= Senior Advocate of Nigeria =

Legal practitioner title in Nigeria

Senior Advocate of Nigeria (SAN) is a honorific title that is conferred on legal practitioners in Nigeria of not less than ten years' standing and who have distinguished themselves in the legal profession. It is the equivalent of the rank of King's Counsel in the United Kingdom, as well as in South Australia, the Northern Territory, and Canada (except Quebec). Several countries use similar designations such as Senior Counsel, President's Counsel, State Counsel, Senior Advocate, and President's Advocate. A senior advocate of Nigeria is said to have been admitted to the "Inner Bar", as distinguished from the "Outer", or "Utter", Bar, consisting of junior advocates (See Call to the bar).

The conferment is made in accordance with the Legal Practitioners Act 207 Section 5 (1) by the Legal Practitioners' Privileges Committee, headed by the chief justice (as chairman), and consist of the attorney general, one justice of the Supreme Court (chosen by the chief justice and the attorney general for a term of two years, renewable on one occasion only), the president of the Court of Appeal, five of the chief judges of the states (chosen by the chief justice and the attorney general for a term of two years, renewable on one occasion only), the chief judge of the Federal High Court, and five legal practitioners who are senior advocates of Nigeria (chosen by the chief justice and the attorney general for a term of two years, renewable on one occasion only).

The title was first conferred on 3 April 1975. The recipients were Chief F.R.A. Williams and Dr Nabo Graham-Douglas. As of 7 July, 2011 344 lawyers had become Senior Advocates of Nigeria. Chief (Mrs.) Folake Solanke is the first female recipient of the rank of SAN, which was awarded to her in 1981.

A notable mention is Chief Henry Theodore Okeade Coker (H.T.O. Coker) who was conferred as a SAN in 1982 with serial number 32. H.T.O. Coker is the younger brother of High Chief Hon. Justice (Dr) G.B.A. Coker, Justice of the Supreme Court of Nigeria from 1964 to 1975. G.B.A. Coker was appointed by Dr. Moses Majekodunmi to head the investigation into Chief Obafemi Awolowo and the Action Group, leading to Awolowo's imprisonment.

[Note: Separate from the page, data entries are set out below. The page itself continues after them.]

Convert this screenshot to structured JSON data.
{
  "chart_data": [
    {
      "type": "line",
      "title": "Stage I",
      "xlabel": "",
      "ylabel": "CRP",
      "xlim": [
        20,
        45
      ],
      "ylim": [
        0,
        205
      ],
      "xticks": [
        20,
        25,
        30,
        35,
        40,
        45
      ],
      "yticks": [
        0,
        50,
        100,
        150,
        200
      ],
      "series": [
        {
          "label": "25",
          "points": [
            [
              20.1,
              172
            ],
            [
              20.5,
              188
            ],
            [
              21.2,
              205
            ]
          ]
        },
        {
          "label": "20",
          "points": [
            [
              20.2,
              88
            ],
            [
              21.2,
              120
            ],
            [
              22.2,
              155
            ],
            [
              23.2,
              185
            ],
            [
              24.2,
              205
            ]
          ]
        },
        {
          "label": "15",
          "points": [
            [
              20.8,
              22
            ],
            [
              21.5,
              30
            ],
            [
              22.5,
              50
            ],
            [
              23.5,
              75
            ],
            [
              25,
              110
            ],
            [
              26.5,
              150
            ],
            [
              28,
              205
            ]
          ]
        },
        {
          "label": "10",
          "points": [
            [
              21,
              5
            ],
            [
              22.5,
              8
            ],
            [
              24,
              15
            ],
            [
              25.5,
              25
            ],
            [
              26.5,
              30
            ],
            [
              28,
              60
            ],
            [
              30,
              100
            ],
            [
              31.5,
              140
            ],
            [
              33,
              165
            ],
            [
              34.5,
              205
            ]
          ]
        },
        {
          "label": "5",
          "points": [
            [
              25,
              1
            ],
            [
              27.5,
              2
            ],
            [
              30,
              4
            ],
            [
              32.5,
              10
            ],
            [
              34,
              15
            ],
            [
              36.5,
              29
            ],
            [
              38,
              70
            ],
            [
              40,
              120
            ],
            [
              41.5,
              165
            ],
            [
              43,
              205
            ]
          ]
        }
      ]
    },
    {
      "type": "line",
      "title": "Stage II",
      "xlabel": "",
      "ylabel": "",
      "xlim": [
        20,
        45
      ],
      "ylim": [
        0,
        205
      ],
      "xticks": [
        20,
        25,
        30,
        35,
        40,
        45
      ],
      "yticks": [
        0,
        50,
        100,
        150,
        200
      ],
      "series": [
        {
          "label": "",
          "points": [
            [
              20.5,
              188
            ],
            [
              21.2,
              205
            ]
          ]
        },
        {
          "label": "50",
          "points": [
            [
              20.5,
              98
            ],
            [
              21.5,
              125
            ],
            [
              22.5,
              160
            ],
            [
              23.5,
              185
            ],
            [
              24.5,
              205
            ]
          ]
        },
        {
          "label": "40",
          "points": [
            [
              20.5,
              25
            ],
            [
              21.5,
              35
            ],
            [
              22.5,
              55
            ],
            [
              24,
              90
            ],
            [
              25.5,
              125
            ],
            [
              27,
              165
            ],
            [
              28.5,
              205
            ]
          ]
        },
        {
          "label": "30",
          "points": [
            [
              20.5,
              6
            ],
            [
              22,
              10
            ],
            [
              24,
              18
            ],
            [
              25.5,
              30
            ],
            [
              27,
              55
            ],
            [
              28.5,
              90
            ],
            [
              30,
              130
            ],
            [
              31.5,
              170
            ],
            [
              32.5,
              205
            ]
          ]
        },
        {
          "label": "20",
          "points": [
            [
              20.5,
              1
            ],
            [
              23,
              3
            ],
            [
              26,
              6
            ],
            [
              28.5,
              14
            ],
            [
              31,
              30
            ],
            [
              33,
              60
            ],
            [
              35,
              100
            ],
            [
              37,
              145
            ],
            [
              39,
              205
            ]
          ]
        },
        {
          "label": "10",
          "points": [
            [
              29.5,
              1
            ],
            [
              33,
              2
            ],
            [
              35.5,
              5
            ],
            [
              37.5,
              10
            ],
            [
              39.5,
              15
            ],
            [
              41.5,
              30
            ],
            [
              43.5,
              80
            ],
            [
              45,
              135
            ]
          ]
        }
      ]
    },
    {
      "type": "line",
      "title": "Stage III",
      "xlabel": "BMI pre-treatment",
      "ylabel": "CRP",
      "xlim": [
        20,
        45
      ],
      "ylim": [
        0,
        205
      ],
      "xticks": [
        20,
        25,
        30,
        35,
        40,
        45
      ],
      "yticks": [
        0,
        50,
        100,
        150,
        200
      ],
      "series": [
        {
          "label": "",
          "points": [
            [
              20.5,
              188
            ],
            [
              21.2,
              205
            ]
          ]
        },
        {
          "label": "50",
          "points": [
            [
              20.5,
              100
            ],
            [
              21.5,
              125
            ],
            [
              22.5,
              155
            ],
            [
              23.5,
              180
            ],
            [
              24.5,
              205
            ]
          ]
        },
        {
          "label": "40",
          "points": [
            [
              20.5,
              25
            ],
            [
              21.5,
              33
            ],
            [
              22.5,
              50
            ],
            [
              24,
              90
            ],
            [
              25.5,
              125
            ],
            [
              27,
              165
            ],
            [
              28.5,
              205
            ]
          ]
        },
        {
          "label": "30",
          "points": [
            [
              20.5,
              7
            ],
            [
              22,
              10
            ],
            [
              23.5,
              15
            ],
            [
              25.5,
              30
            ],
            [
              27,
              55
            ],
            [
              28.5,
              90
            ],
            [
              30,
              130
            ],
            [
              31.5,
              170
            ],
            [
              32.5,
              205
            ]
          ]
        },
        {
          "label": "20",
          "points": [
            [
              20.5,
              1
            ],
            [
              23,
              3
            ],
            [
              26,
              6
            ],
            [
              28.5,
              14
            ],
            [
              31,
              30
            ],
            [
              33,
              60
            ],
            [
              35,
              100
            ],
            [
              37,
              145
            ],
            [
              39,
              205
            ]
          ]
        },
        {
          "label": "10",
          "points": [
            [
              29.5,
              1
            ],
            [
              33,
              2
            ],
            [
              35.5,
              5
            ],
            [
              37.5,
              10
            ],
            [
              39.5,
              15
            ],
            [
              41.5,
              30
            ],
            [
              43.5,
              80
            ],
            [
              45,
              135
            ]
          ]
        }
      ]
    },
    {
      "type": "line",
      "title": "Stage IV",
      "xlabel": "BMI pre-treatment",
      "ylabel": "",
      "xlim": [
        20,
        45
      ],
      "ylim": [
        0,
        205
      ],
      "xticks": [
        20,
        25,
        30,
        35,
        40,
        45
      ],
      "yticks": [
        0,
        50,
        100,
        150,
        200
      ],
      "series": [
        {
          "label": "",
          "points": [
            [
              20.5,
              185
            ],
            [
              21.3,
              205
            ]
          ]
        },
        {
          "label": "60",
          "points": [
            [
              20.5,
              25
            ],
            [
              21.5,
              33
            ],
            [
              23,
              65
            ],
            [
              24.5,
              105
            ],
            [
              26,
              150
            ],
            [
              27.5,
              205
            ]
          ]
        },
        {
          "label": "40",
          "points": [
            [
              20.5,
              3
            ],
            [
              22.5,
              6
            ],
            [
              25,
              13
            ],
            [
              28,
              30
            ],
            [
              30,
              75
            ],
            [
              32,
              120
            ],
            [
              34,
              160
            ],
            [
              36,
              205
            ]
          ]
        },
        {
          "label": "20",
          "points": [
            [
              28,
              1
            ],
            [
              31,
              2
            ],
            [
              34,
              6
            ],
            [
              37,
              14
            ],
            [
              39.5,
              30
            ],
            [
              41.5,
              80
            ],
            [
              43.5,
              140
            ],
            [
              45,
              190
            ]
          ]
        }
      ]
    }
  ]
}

Since 1975, a varying number of advocates in Nigeria have consecutively been conferred with the rank, with the exception of 1976, 1977 and 1994. The conferment is however restricted to fewer than 30 advocates per annum and is made by the chief justice of Nigeria on the recommendations of the Legal Practitioners' Privileges Committee. In 2023, Kayode Ajulo, a renowned lawyer and rights activist heralded other 57 lawyers to be conferred with the prestigious title. In 2024 Mofesomo Tayo-Oyetibo was conferred with the rank of SAN at 34 years of age. In 2025, Abdulakeem Labi-Lawal was also elevated to the rank of SAN along with 56 other eminent legal practitioners.

As of May 2022, a total of 693 lawyers have been awarded the title since its inception in 1975.